Nouveau venu cette année en Class40 avec son compatriote Simon Koster, leur tout nouveau Mach 40.4 signé Sam Manuard sortant du chantier JPS fin août, le Suisse Valentin Gautier est justement sensible à cet aspect : “Comme nous avons vendu deux Jacques Vabre à nos partenaires, le premier tour du monde nous intéresse assez peu, d’autant qu’on trouve que huit étapes, ça risque de faire des coûts assez délirants. Pour le deuxième, qui arrive après le cycle menant à la Route du Rhum, c’est plus ouvert car ça peut être une solution pour continuer le projet et motiver des partenaires en les emmenant un cran plus loin sur un tour du monde.”
L’enjeu financier est un aspect sur lequel Louis Duc insiste lui aussi : “Quel que soit le schéma, quatre ou huit étapes ça coûte cher”. Même si, pour Catherine Pourre, qui finance ses projets sur ses fonds propres (elle est dirigeante d’entreprise) et s’avoue “assez intéressée par le parcours classique”, le delta entre une saison normale et une année comprenant un tour du monde type The Race Around ne sera pas forcément si important : “Aujourd’hui, une saison de Class40 me coûte de 150 000 à 200 000 euros, avec la maintenance du bateau et sans amortissement parce que j’en suis propriétaire. Je pense qu’il faudrait mettre 100 000 euros de plus, ce qui n’est pas démentiel. Il n’est en outre pas exclu qu’il y ait un peu de sponsoring du côté de l’organisateur afin qu’il prenne en charge des frais de logistique.”

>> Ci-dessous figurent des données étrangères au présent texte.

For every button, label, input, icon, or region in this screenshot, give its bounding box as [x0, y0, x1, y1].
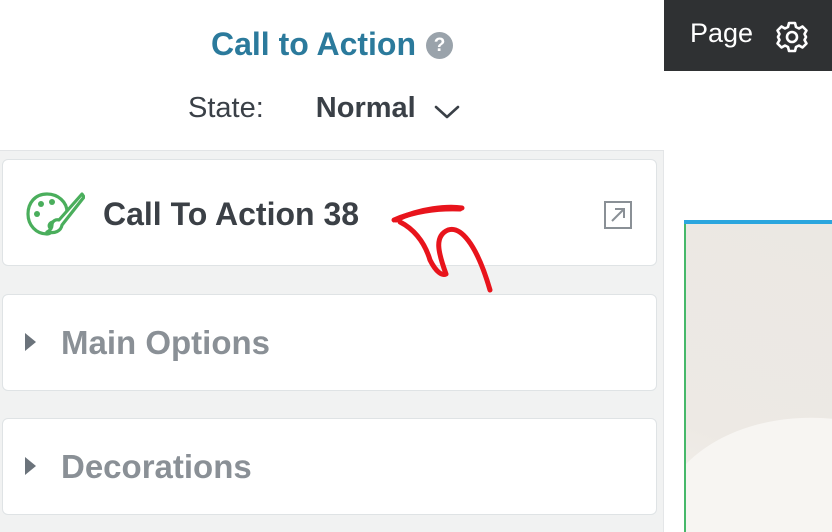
block-card[interactable]: Call To Action 38: [2, 159, 657, 266]
section-label: Decorations: [61, 448, 252, 485]
help-icon[interactable]: ?: [426, 32, 454, 59]
block-name: Call To Action 38: [103, 196, 360, 232]
canvas-preview-image[interactable]: [684, 224, 832, 532]
panel-title: Call to Action: [210, 26, 417, 62]
panel-header: Call to Action ? State: Normal: [0, 0, 664, 151]
canvas-shape: [686, 417, 832, 532]
caret-right-icon: [25, 457, 36, 475]
section-main-options[interactable]: Main Options: [2, 294, 657, 391]
title-row: Call to Action ?: [0, 26, 664, 63]
state-selector[interactable]: State: Normal: [188, 92, 460, 125]
section-label: Main Options: [61, 324, 270, 361]
section-decorations[interactable]: Decorations: [2, 418, 657, 515]
caret-right-icon: [25, 333, 36, 351]
page-tab[interactable]: Page: [690, 18, 753, 49]
state-label: State:: [188, 92, 264, 124]
block-settings-panel: Call to Action ? State: Normal Call To A…: [0, 0, 664, 532]
annotation-arrow: [391, 204, 493, 293]
editor-topbar: Page: [664, 0, 832, 71]
palette-icon: [26, 192, 85, 236]
external-link-icon[interactable]: [603, 200, 633, 230]
chevron-down-icon[interactable]: [434, 104, 460, 120]
gear-icon[interactable]: [775, 20, 809, 54]
state-value[interactable]: Normal: [316, 92, 416, 125]
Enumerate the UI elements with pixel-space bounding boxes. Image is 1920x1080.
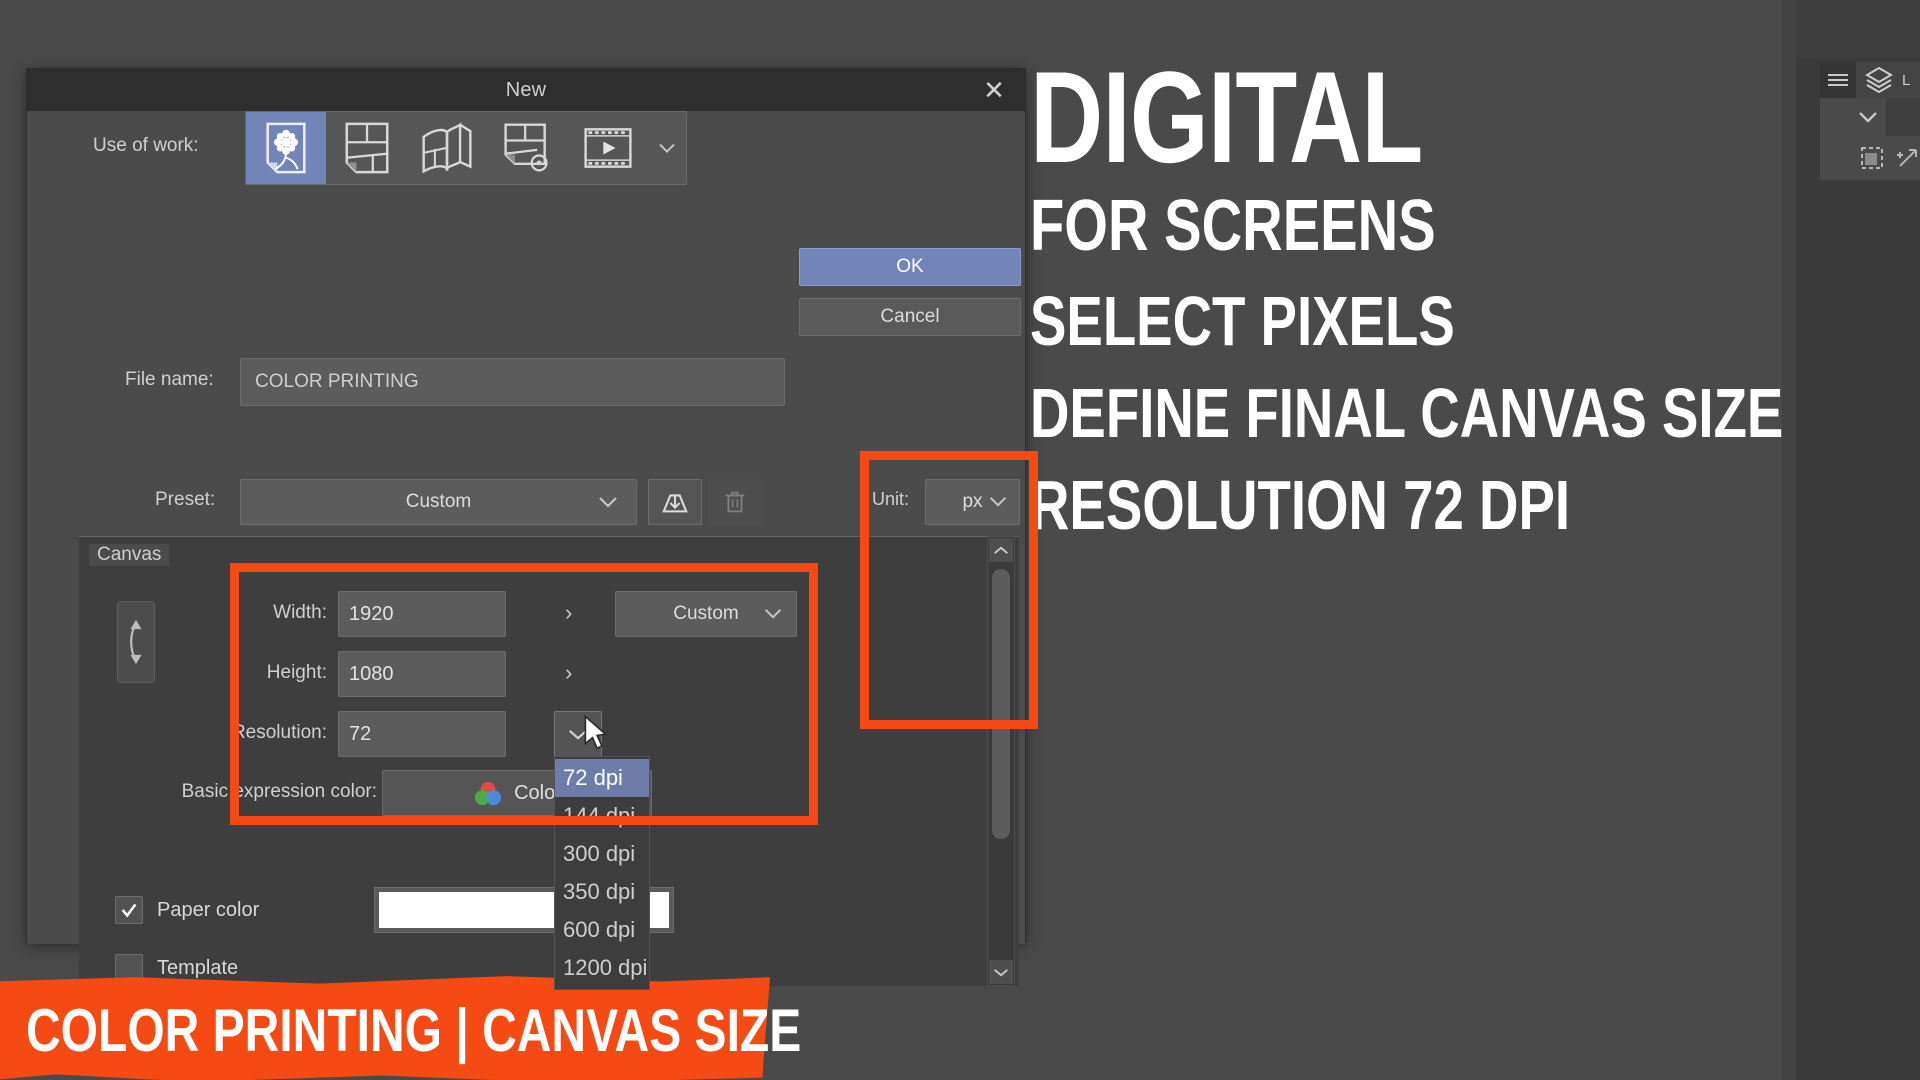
use-of-work-illustration[interactable] xyxy=(246,112,327,184)
use-of-work-group xyxy=(245,111,687,185)
paper-color-row[interactable]: Paper color xyxy=(115,896,259,924)
dpi-option-0[interactable]: 72 dpi xyxy=(555,759,649,797)
paper-color-checkbox[interactable] xyxy=(115,896,143,924)
preset-select[interactable]: Custom xyxy=(240,479,637,525)
right-panel-row-2b xyxy=(1886,98,1920,136)
chevron-up-icon[interactable] xyxy=(989,538,1013,562)
unit-value: px xyxy=(962,491,983,512)
selection-layer-icon[interactable] xyxy=(1858,144,1886,172)
teaching-item-2: RESOLUTION 72 DPI xyxy=(1030,466,1571,544)
use-of-work-label: Use of work: xyxy=(93,135,199,156)
chevron-down-icon xyxy=(987,493,1009,510)
hamburger-menu-icon[interactable] xyxy=(1820,62,1856,98)
use-of-work-panel-settings[interactable] xyxy=(487,112,567,184)
teaching-subheading: FOR SCREENS xyxy=(1030,186,1436,266)
height-chevron-right-icon[interactable]: › xyxy=(565,660,572,686)
file-name-input[interactable]: COLOR PRINTING xyxy=(240,358,785,406)
close-icon[interactable]: ✕ xyxy=(977,73,1011,107)
resolution-label: Resolution: xyxy=(231,722,327,743)
layer-panel-label: L xyxy=(1902,72,1911,89)
preset-label: Preset: xyxy=(155,489,216,510)
chevron-down-icon[interactable] xyxy=(1856,108,1880,126)
save-preset-icon[interactable] xyxy=(648,479,702,525)
teaching-item-1: DEFINE FINAL CANVAS SIZE xyxy=(1030,374,1784,452)
new-canvas-dialog: New ✕ Use of work: OK Cancel File name: … xyxy=(26,68,1038,990)
resolution-input[interactable]: 72 xyxy=(338,711,506,757)
width-input[interactable]: 1920 xyxy=(338,591,506,637)
trash-icon[interactable] xyxy=(708,479,762,525)
dpi-option-4[interactable]: 600 dpi xyxy=(555,911,649,949)
layers-stack-icon xyxy=(1862,64,1896,98)
unit-label: Unit: xyxy=(872,489,910,509)
dialog-title: New xyxy=(505,78,547,101)
bottom-banner-text: COLOR PRINTING | CANVAS SIZE xyxy=(26,997,802,1064)
teaching-heading: DIGITAL xyxy=(1030,44,1423,190)
canvas-scrollbar[interactable] xyxy=(987,536,1015,986)
dialog-body: Use of work: OK Cancel File name: COLOR … xyxy=(27,111,1038,990)
dialog-titlebar: New ✕ xyxy=(27,69,1025,111)
ok-button[interactable]: OK xyxy=(799,248,1021,286)
resolution-dropdown-list[interactable]: 72 dpi 144 dpi 300 dpi 350 dpi 600 dpi 1… xyxy=(554,756,650,990)
canvas-group-label: Canvas xyxy=(89,544,170,566)
width-chevron-right-icon[interactable]: › xyxy=(565,600,572,626)
chevron-down-icon xyxy=(596,493,620,511)
height-input[interactable]: 1080 xyxy=(338,651,506,697)
dpi-option-3[interactable]: 350 dpi xyxy=(555,873,649,911)
height-label: Height: xyxy=(266,662,327,683)
scrollbar-thumb[interactable] xyxy=(992,569,1010,839)
screen-root: L New ✕ Use of work: OK Cancel File name… xyxy=(0,0,1920,1080)
swap-dimensions-icon[interactable] xyxy=(117,601,155,683)
use-of-work-comic-panels[interactable] xyxy=(326,112,406,184)
paper-color-label: Paper color xyxy=(157,898,260,921)
use-of-work-book-spread[interactable] xyxy=(407,112,487,184)
dpi-option-2[interactable]: 300 dpi xyxy=(555,835,649,873)
mouse-pointer-icon xyxy=(583,715,611,753)
rgb-circles-icon xyxy=(472,779,504,807)
unit-select[interactable]: px xyxy=(925,479,1020,525)
right-dock-topbar xyxy=(1796,0,1920,58)
template-label: Template xyxy=(157,956,239,979)
dpi-option-1[interactable]: 144 dpi xyxy=(555,797,649,835)
chevron-down-icon[interactable] xyxy=(648,112,686,184)
instructional-text-block: DIGITAL FOR SCREENS SELECT PIXELS DEFINE… xyxy=(1030,52,1790,562)
chevron-down-icon xyxy=(762,605,784,622)
dpi-option-5[interactable]: 1200 dpi xyxy=(555,949,649,987)
use-of-work-animation-film[interactable] xyxy=(567,112,647,184)
expression-color-label: Basic expression color: xyxy=(181,781,377,802)
file-name-label: File name: xyxy=(125,369,214,390)
cancel-button[interactable]: Cancel xyxy=(799,298,1021,336)
size-preset-select[interactable]: Custom xyxy=(615,591,797,637)
preset-value: Custom xyxy=(405,491,472,512)
transform-icon[interactable] xyxy=(1894,144,1920,172)
teaching-item-0: SELECT PIXELS xyxy=(1030,282,1455,360)
size-preset-value: Custom xyxy=(673,603,739,624)
width-label: Width: xyxy=(273,602,327,623)
chevron-down-icon[interactable] xyxy=(989,960,1013,984)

Les deux organisateurs misent sur des budgets assez similaires : 1,5 à 2 millions d’euros pour la Globe 40, confiait il y a un mois Manfred Ramspacher qui mise surtout sur la ville de départ/arrivée et les ports d’escales ; proche des 2 millions avec un important prize-money, selon nos informations, pour The Race Around, assurés par des fonds privés. Interrogés sur une éventuelle concurrence entre eux, ils la jouent plus ou moins fair-play, mettant surtout en avant leur modèle : “On est dans des pays de libre entreprise, chacun peut monter ses projets, mais sur le fond, je pense qu’il n’y a pas aujourd’hui une clientèle suffisante pour un tour du monde avec une approche très professionnelle, un peu en mode Vendée Globe. Il y a sans doute des professionnels qui seront intéressés, mais de là à créer un événement d’envergure, je n’y crois pas, c’est cette conviction qui m’a amené à proposer le concept de Globe 40″ , estime Manfred Ramspacher qui vise “20 à 30 duos“ en 2021, dont une forte proportion d’étrangers.
De son côté, Sam Holliday, qui table pour l’instant sur “15 à 20 bateaux“, explique : “Je souhaite le meilleur à Manfred pour la Globe 40. L’idée est bonne, même si j’ai quelques réserves au niveau du planning et de la logistique. 2021, ce n’est pas loin et la Globe 40 est suivie de la Route du Rhum. Personnellement, je ne ferais pas un tour du monde en amont de cet événement majeur, maintenant, les deux sont très différents.” Ils pourraient l’être davantage car The Race Around est susceptible de s’ouvrir au format solitaire. “Pour l’instant, nous avons annoncé que la course serait en double, mais la classe nous a demandé de réfléchir à l’option solitaire, il faut que nous en discutions, confirme Sam Holliday. Le fait de démarrer tôt nous permet d’avoir le temps de penser à toutes les options et de prendre les meilleures décisions.”